Na koniec 2004 roku przewidywane zadłużenie wyniesie ok. 12.728 tys. zł. Ostateczne dane będą znane do końca lutego br. Jak wcześniej powiedziałem, w 2004 roku zmniejszyliśmy zadłużenie o ponad 1,1 miliona złotych, ponieważ na koniec 2003 roku wynosiło prawie 14 milionów złotych.

Nasze plany na najbliższe lata zakładają spłatę dotychczasowego zadłużenia do roku 2012. Wynika to z umów na kredytowanie gminy zawartych z bankami. Przeciętnie umowa taka przewiduje 7–letni okres spłaty kredytu lub wykupu obligacji gminnych.

Natomiast, czy kiedykolwiek z tych długów wyjdziemy? Odpowiedź na to pytanie zależy od tego, czy gmina będzie chciała z nich wyjść. Generalnie prawie wszystkie gminy w Polsce w większym lub mniejszym stopniu zadłużają się, aby realizować zadania inwestycyjne. Spłacają jedne zobowiązania, a zaciągają nowe. Jest to normalne postępowanie na całym świecie.

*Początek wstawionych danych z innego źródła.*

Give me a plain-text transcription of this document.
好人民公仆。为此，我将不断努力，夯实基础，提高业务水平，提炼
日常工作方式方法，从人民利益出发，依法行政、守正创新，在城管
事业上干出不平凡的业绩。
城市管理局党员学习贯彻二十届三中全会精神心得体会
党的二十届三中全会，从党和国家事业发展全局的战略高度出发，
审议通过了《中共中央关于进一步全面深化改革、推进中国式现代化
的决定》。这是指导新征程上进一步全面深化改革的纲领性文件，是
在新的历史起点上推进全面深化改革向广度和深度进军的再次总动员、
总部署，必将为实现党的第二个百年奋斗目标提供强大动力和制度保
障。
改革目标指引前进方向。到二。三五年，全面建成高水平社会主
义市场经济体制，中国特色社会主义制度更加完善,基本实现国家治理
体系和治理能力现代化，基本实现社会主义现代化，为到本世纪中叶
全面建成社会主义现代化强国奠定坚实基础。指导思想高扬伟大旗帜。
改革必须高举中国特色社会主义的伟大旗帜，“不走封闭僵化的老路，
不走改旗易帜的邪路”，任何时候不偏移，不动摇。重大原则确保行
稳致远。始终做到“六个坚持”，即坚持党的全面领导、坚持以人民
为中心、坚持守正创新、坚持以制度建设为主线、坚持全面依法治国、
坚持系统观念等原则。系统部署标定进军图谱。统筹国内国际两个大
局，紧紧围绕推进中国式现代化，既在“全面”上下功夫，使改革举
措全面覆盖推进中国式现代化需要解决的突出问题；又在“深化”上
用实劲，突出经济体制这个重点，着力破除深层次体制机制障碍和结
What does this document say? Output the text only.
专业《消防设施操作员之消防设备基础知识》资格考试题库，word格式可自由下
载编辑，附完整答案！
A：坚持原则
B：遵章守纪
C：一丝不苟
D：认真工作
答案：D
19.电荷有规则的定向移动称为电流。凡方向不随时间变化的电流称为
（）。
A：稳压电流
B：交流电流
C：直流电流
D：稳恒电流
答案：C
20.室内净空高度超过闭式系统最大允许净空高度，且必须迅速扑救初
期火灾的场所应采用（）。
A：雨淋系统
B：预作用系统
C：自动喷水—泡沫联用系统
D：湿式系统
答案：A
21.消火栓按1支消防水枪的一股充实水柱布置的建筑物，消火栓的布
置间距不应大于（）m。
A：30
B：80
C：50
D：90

To Rada Miejska podejmie decyzje, czy zechce w najbliższych latach realizować więcej czy mniej zadań inwestycyjnych. Jeśli na najbliższe lata będą uchwalane duże kwoty na wydatki inwestycyjne, to nie uniknie się nowych kredytów lub pożyczek, które trzeba spłacać w kolejnych latach.

Przypomnę, że na lata 2006–2008 gmina planuje duże ponad 17 milionowe zadanie inwestycyjne polegające na kanalizacji terenów wiejskich, łącznie z budową oczyszczalni ścieków. Spodziewamy się, że ok. 70% nakładów dofinansuje nam Unia Europejska. Natomiast na pozostałe 30 procent zamierzamy zaciągnąć preferencyjne niskooprocentowane pożyczki z Narodowego Funduszu Ochrony Środowiska. Ale już realizacja tego zadania spowoduje, że spłata naszego zadłużenia przedłuży się do roku 2016. Jak będzie w następnych latach, zdecyduje Rada Miejska. W powyższym okresie planowane zadłużenie nie przekracza dopuszczalnego przepisami.

Dodam, że na sesji Rady Miejskiej w dniu 12 stycznia br. Rada podjęła uchwałę dotyczącą Planu Rozwoju Lokalnego. Plan ten zawiera także planowane zadania inwestycyjne do roku 2013, które będą wymagać finansowania. Co prawda po likwidacji 4 szkół wiejskich sytuacja finansowa gminy jest lepsza, bo mniej dopłacamy do działalności szkół. To jednak realizacja większych zadań inwestycyjnych gminy bez kredytów lub pożyczek jest niemożliwa.

- Dziękuję za wyczerpujące odpowiedzi.